The nation’s inflation rate for December 2015 is expected to nudge further to 9.5 per cent, the highest level since February 2013, analysts at Financial Derivatives Company Limited have said.

The inflation rate for November stood at 9.4 per cent, up from 9.3 per cent in October, according to the National Bureau of Statistics.

In its latest Economic Bulletin entitled ‘The Spectre of High Inflation Haunts Nigeria,’ the FDC said it was projecting a headline inflation of 9.5 per cent for December 2015, adding that this would rank Nigeria as the country with the 12th highest inflation rate in Africa.

The FDC economic team said, “The 0.1 per cent increase estimated in the consumer price index is consistent with the moderate uptick recorded between November and December in both 2013 and 2014.

“It will be the highest level since February 2013. Inflation rate increased nine times out of the 12 months in 2015. Is this rising inflationary trend transient or structural?
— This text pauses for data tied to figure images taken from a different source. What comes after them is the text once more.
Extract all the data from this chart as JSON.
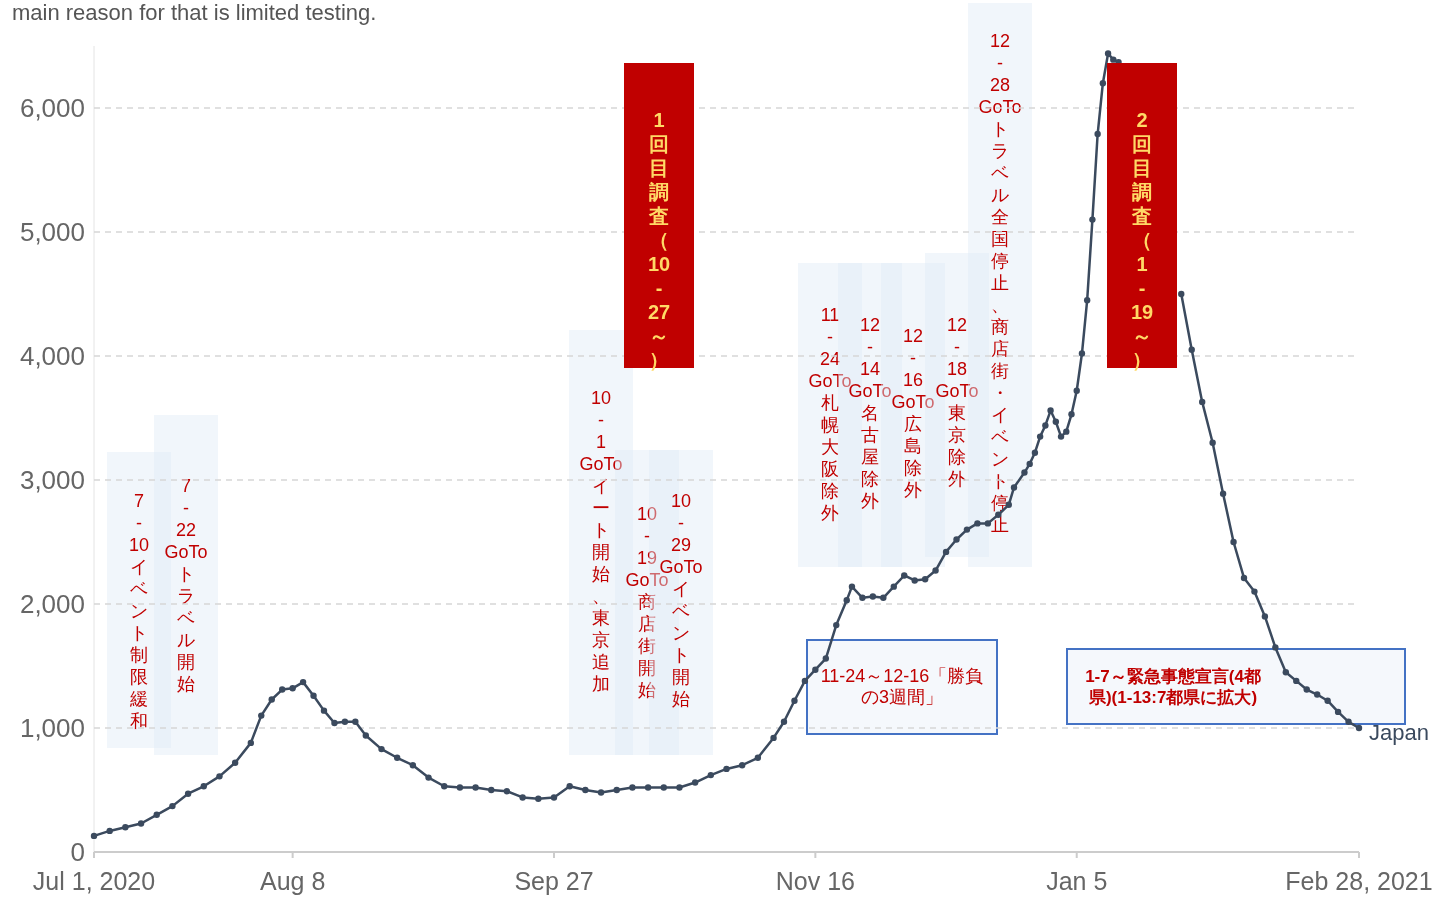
{
  "chart_data": {
    "type": "line",
    "subtitle": "main reason for that is limited testing.",
    "x": [
      "2020-07-01",
      "2020-07-04",
      "2020-07-07",
      "2020-07-10",
      "2020-07-13",
      "2020-07-16",
      "2020-07-19",
      "2020-07-22",
      "2020-07-25",
      "2020-07-28",
      "2020-07-31",
      "2020-08-02",
      "2020-08-04",
      "2020-08-06",
      "2020-08-08",
      "2020-08-10",
      "2020-08-12",
      "2020-08-14",
      "2020-08-16",
      "2020-08-18",
      "2020-08-20",
      "2020-08-22",
      "2020-08-25",
      "2020-08-28",
      "2020-08-31",
      "2020-09-03",
      "2020-09-06",
      "2020-09-09",
      "2020-09-12",
      "2020-09-15",
      "2020-09-18",
      "2020-09-21",
      "2020-09-24",
      "2020-09-27",
      "2020-09-30",
      "2020-10-03",
      "2020-10-06",
      "2020-10-09",
      "2020-10-12",
      "2020-10-15",
      "2020-10-18",
      "2020-10-21",
      "2020-10-24",
      "2020-10-27",
      "2020-10-30",
      "2020-11-02",
      "2020-11-05",
      "2020-11-08",
      "2020-11-10",
      "2020-11-12",
      "2020-11-14",
      "2020-11-16",
      "2020-11-18",
      "2020-11-20",
      "2020-11-22",
      "2020-11-23",
      "2020-11-25",
      "2020-11-27",
      "2020-11-29",
      "2020-12-01",
      "2020-12-03",
      "2020-12-05",
      "2020-12-07",
      "2020-12-09",
      "2020-12-11",
      "2020-12-13",
      "2020-12-15",
      "2020-12-17",
      "2020-12-19",
      "2020-12-21",
      "2020-12-23",
      "2020-12-24",
      "2020-12-26",
      "2020-12-27",
      "2020-12-28",
      "2020-12-29",
      "2020-12-30",
      "2020-12-31",
      "2021-01-01",
      "2021-01-02",
      "2021-01-03",
      "2021-01-04",
      "2021-01-05",
      "2021-01-06",
      "2021-01-07",
      "2021-01-08",
      "2021-01-09",
      "2021-01-10",
      "2021-01-11",
      "2021-01-12",
      "2021-01-13",
      "2021-01-16",
      "2021-01-20",
      "2021-01-24",
      "2021-01-25",
      "2021-01-27",
      "2021-01-29",
      "2021-01-31",
      "2021-02-02",
      "2021-02-04",
      "2021-02-06",
      "2021-02-08",
      "2021-02-10",
      "2021-02-12",
      "2021-02-14",
      "2021-02-16",
      "2021-02-18",
      "2021-02-20",
      "2021-02-22",
      "2021-02-24",
      "2021-02-26",
      "2021-02-28"
    ],
    "series": [
      {
        "name": "Japan",
        "color": "#3b4a5e",
        "values": [
          130,
          170,
          200,
          230,
          300,
          370,
          470,
          530,
          610,
          720,
          880,
          1100,
          1230,
          1310,
          1320,
          1370,
          1260,
          1140,
          1040,
          1050,
          1050,
          940,
          830,
          760,
          700,
          600,
          530,
          520,
          520,
          500,
          490,
          440,
          430,
          440,
          530,
          500,
          480,
          500,
          520,
          520,
          520,
          520,
          560,
          620,
          670,
          700,
          760,
          920,
          1050,
          1220,
          1380,
          1470,
          1560,
          1830,
          2030,
          2140,
          2050,
          2060,
          2050,
          2140,
          2230,
          2190,
          2200,
          2270,
          2420,
          2520,
          2600,
          2650,
          2650,
          2720,
          2800,
          2940,
          3060,
          3130,
          3220,
          3350,
          3440,
          3560,
          3470,
          3350,
          3390,
          3530,
          3720,
          4020,
          4450,
          5100,
          5790,
          6200,
          6440,
          6390,
          6370,
          null,
          null,
          null,
          4500,
          4050,
          3630,
          3300,
          2890,
          2500,
          2210,
          2100,
          1900,
          1650,
          1450,
          1380,
          1310,
          1270,
          1220,
          1130,
          1050,
          1000
        ]
      }
    ],
    "xlim": [
      "2020-07-01",
      "2021-02-28"
    ],
    "xticks": [
      {
        "value": "2020-07-01",
        "label": "Jul 1, 2020"
      },
      {
        "value": "2020-08-08",
        "label": "Aug 8"
      },
      {
        "value": "2020-09-27",
        "label": "Sep 27"
      },
      {
        "value": "2020-11-16",
        "label": "Nov 16"
      },
      {
        "value": "2021-01-05",
        "label": "Jan 5"
      },
      {
        "value": "2021-02-28",
        "label": "Feb 28, 2021"
      }
    ],
    "ylim": [
      0,
      6500
    ],
    "yticks": [
      0,
      {
        "value": 1000,
        "label": "1,000"
      },
      {
        "value": 2000,
        "label": "2,000"
      },
      {
        "value": 3000,
        "label": "3,000"
      },
      {
        "value": 4000,
        "label": "4,000"
      },
      {
        "value": 5000,
        "label": "5,000"
      },
      {
        "value": 6000,
        "label": "6,000"
      }
    ],
    "grid": "y",
    "legend": false,
    "marker": "circle",
    "line_style": "solid",
    "annotations": [
      "7-10イベント制限緩和",
      "7-22GoToトラベル開始",
      "10-1GoToイート開始、東京追加",
      "10-19GoTo商店街開始",
      "10-29GoToイベント開始",
      "11-24GoTo札幌大阪除外",
      "12-14GoTo名古屋除外",
      "12-16GoTo広島除外",
      "12-18GoTo東京除外",
      "12-28GoToトラベル全国停止、商店街・イベント停止",
      "1回目調査（10-27～）",
      "2回目調査（1-19～）",
      "11-24～12-16「勝負の3週間」",
      "1-7～緊急事態宣言(4都県)(1-13:7都県に拡大)"
    ]
  }
}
Though the inflation rate may not be totally transient, a consistent but transient trend becomes self-fulfilling over time.”

According to the analysts, the major factors contributing towards the rising price level in 2015 are cost-push in nature. These factors include exchange rate pressure, intermittent fuel scarcity, policy uncertainty and trade restrictions.

“In December, the naira depreciated significantly in the parallel market to an all-time low of N280/$, further compounding shortages of imported products. Increased demand due to seasonal festivities resulted in higher food prices.

“Furthermore, the fuel scarcity that spilled over from November led to a spike in transport fares. The full effect of the cost-push factors has been muted by the decrease in money supply growth (annualised) of -5 per cent and a reduction in the price of diesel to N107.

On inflation outlook for 2016, the analysts said with government spending expected to increase in January/February, money supply would also expand, adding that consumption pattern in January would most likely be driven by market anticipation.

“Inflation expectations in the first quarter will be a function of disbursement by the Federal Government and states for the 2016 budget outlay; the fiscal bail out for the states; expectation of social intervention of feeding and school programmes; impact of the increase in electricity tariffs by an average of N12kwH, and fuel subsidy removal.”

The analysts said these factors may result in a marginal but significant increase in inflation in the first quarter, with year-end inflation rate inching towards a level of 11 to 12 per cent.

“The good news is that the price inflation range of 20 per cent (11-9.5) will be lower than the GDP growth range of 40 per cent (4-2.8). In other words, output growth will be higher than consumer price increases. As the CPI is much slower than the rate of growth in GDP, inflation will bottom out and decline in the long term.”

Noting that money market rates were already at an all-time low, the FDC economic team said, “We expect to see a creeping up of rates as the level of government borrowing increases.”